Par exemple, alors que les alternatives à la voiture individuelle sont inégalement réparties entre citoyens et territoires, faut-il agir prioritairement par le signal-prix (taxe carbone), par les comportements (vignette Crit’air, bonus-malus, limitation de vitesse, etc.) ou par la transformation de l’offre (accélération de l’évolution des motorisations et du poids des voitures, mise à disposition de services de mobilité partagée ou collective, évolution des infrastructures rail et route, etc.) ?

Et pour chacune de ces possibilités, où se situe le niveau d’équilibre en termes de justice sociale ? Par exemple, face aux demandes de certains experts de réduire plus rapidement le niveau d’émissions des voitures neuves, l’un des contre-arguments avancés par les fabricants automobiles, qui se reçoit parfaitement, est celui des risques d’impact sur l’emploi, de chômage. Dès lors, comment faire un choix de société ? Faut-il accompagner la mutation d’une industrie ou pas ? La justice sociale se situe-t-elle à l’intérieur d’un secteur économique ou doit-elle être considérée de manière plus globale ?

Et si l’on prend la question de la taxe carbone, dans quelle mesure doit-on la redistribuer massivement aux contribuables, en limiter la redistribution aux bas revenus et consacrer le reste au financement de l’emploi, ou en utiliser une partie importante pour financer l’investissement dans la transition ? Chacune de ces options contribue à une forme de justice sociale. La question est de savoir laquelle pèse le plus aux yeux des citoyens.

Par ailleurs, il y a également des choix à réaliser entre différentes visions d’une société bas carbone. Par exemple, où mettre le curseur entre un système agroalimentaire mondialisé, capable de fournir des aliments à faible coût mais dont les impacts environnementaux sont difficiles à maitriser et incertains, et un système plus territorialisé de production alimentaire, mieux capable d’intégrer emplois ruraux et bénéfices environnementaux mais avec des incertitudes sur la capacité à assurer son développement et sa viabilité économique ? Et quelles visions de régimes alimentaires désirables y seraient associés ?

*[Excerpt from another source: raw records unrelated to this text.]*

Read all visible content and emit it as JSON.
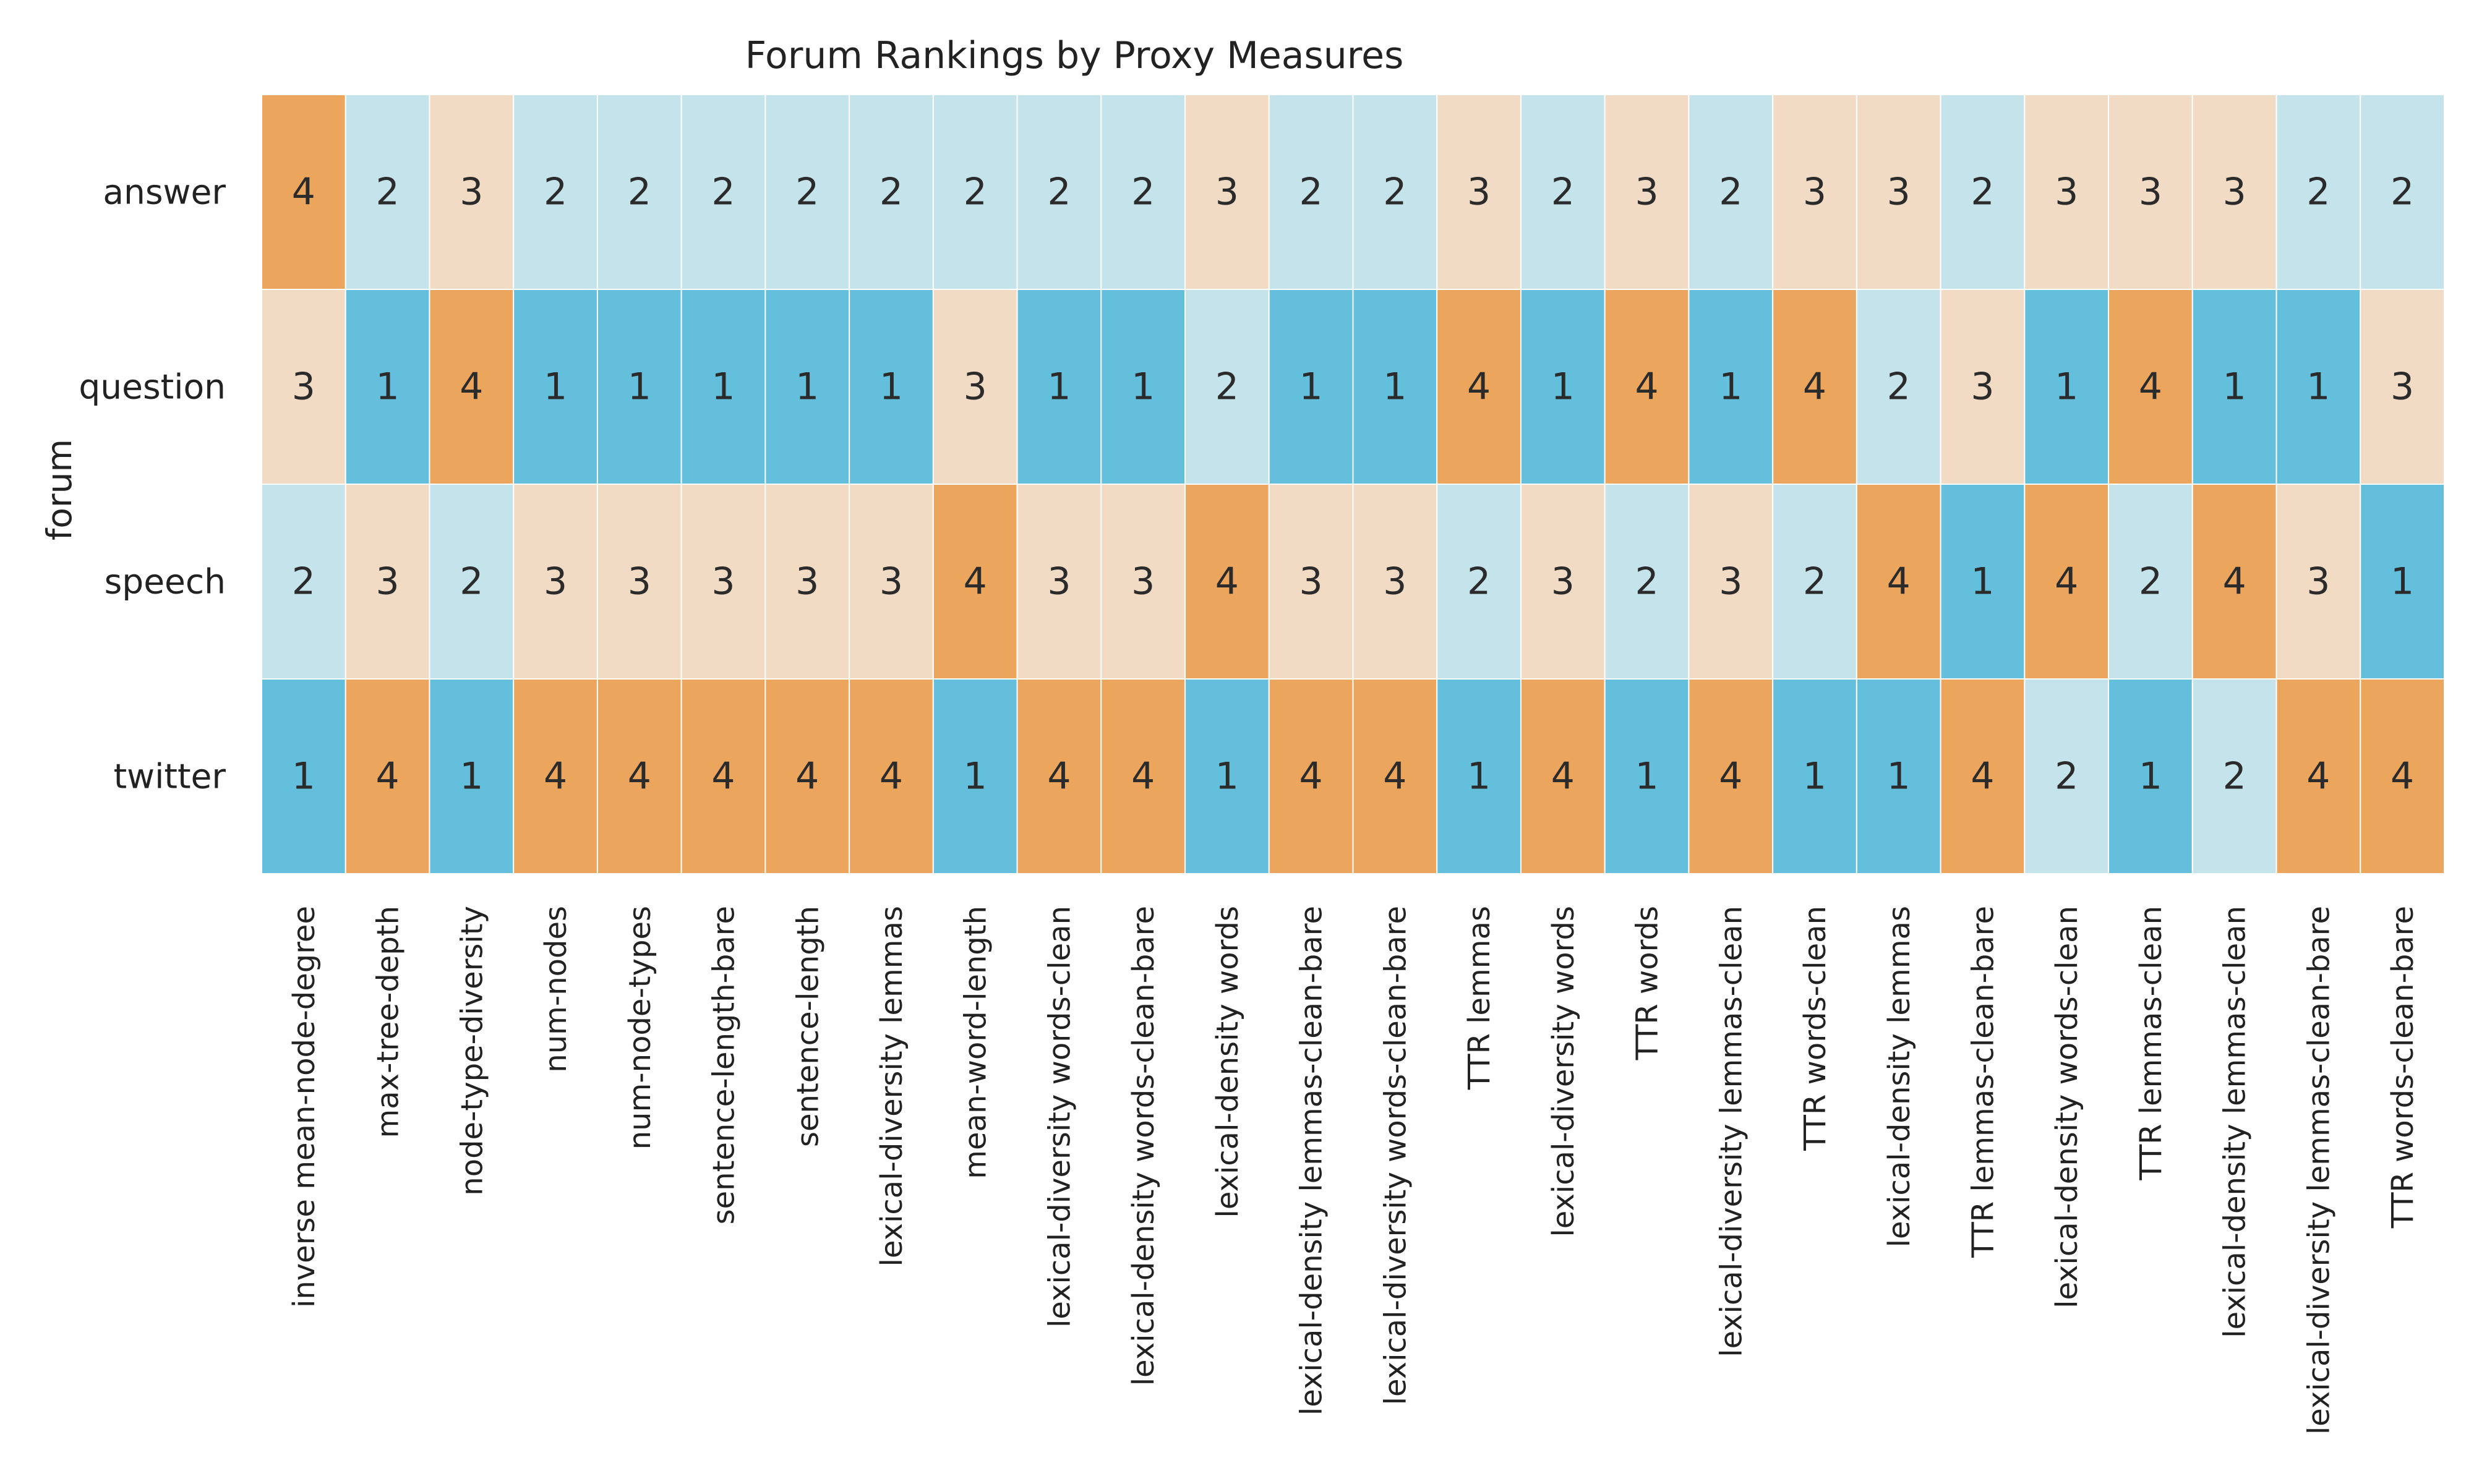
{
  "chart_data": {
    "type": "heatmap",
    "title": "Forum Rankings by Proxy Measures",
    "ylabel": "forum",
    "xlabel": "",
    "rows": [
      "answer",
      "question",
      "speech",
      "twitter"
    ],
    "columns": [
      "inverse mean-node-degree",
      "max-tree-depth",
      "node-type-diversity",
      "num-nodes",
      "num-node-types",
      "sentence-length-bare",
      "sentence-length",
      "lexical-diversity lemmas",
      "mean-word-length",
      "lexical-diversity words-clean",
      "lexical-density words-clean-bare",
      "lexical-density words",
      "lexical-density lemmas-clean-bare",
      "lexical-diversity words-clean-bare",
      "TTR lemmas",
      "lexical-diversity words",
      "TTR words",
      "lexical-diversity lemmas-clean",
      "TTR words-clean",
      "lexical-density lemmas",
      "TTR lemmas-clean-bare",
      "lexical-density words-clean",
      "TTR lemmas-clean",
      "lexical-density lemmas-clean",
      "lexical-diversity lemmas-clean-bare",
      "TTR words-clean-bare"
    ],
    "values": [
      [
        4,
        2,
        3,
        2,
        2,
        2,
        2,
        2,
        2,
        2,
        2,
        3,
        2,
        2,
        3,
        2,
        3,
        2,
        3,
        3,
        2,
        3,
        3,
        3,
        2,
        2
      ],
      [
        3,
        1,
        4,
        1,
        1,
        1,
        1,
        1,
        3,
        1,
        1,
        2,
        1,
        1,
        4,
        1,
        4,
        1,
        4,
        2,
        3,
        1,
        4,
        1,
        1,
        3
      ],
      [
        2,
        3,
        2,
        3,
        3,
        3,
        3,
        3,
        4,
        3,
        3,
        4,
        3,
        3,
        2,
        3,
        2,
        3,
        2,
        4,
        1,
        4,
        2,
        4,
        3,
        1
      ],
      [
        1,
        4,
        1,
        4,
        4,
        4,
        4,
        4,
        1,
        4,
        4,
        1,
        4,
        4,
        1,
        4,
        1,
        4,
        1,
        1,
        4,
        2,
        1,
        2,
        4,
        4
      ]
    ],
    "colors": {
      "1": "#63bfdb",
      "2": "#c5e3eb",
      "3": "#f2dbc4",
      "4": "#eba55d"
    },
    "grid": false,
    "legend": "none"
  }
}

On le voit avec ces exemples, la question centrale n’est ni technologique (ex : pour ou contre les véhicules électriques) ni purement instrumentale (ex : pour ou contre la taxe carbone). La meilleure manière pour la convention citoyenne d’aider à faire avancer la transition écologique consiste à s’approprier, reformuler et, si possible, apporter une réponse à des choix de société majeurs. Ces choix sont des jugements, qui sont le rôle unique que des citoyens tirés au sort peuvent jouer.

La création d’un débat de qualité au sein de la convention et plus largement, de la société, sera d’autant plus importante qu’il faudra ensuite une mobilisation forte de tous les acteurs pour les mettre en œuvre.

Si une telle démarche peut apparaître difficile et incertaine, elle n’est que le reflet de l’incertitude intrinsèque qui existe dans l’ambition de transition de notre société face aux crises environnementales. La transition écologique est un enjeu démocratique. Cette première expérience ne sera certainement pas parfaite mais elle aura réussi si elle pose les bases d’une démocratie renforcée sur ce sujet.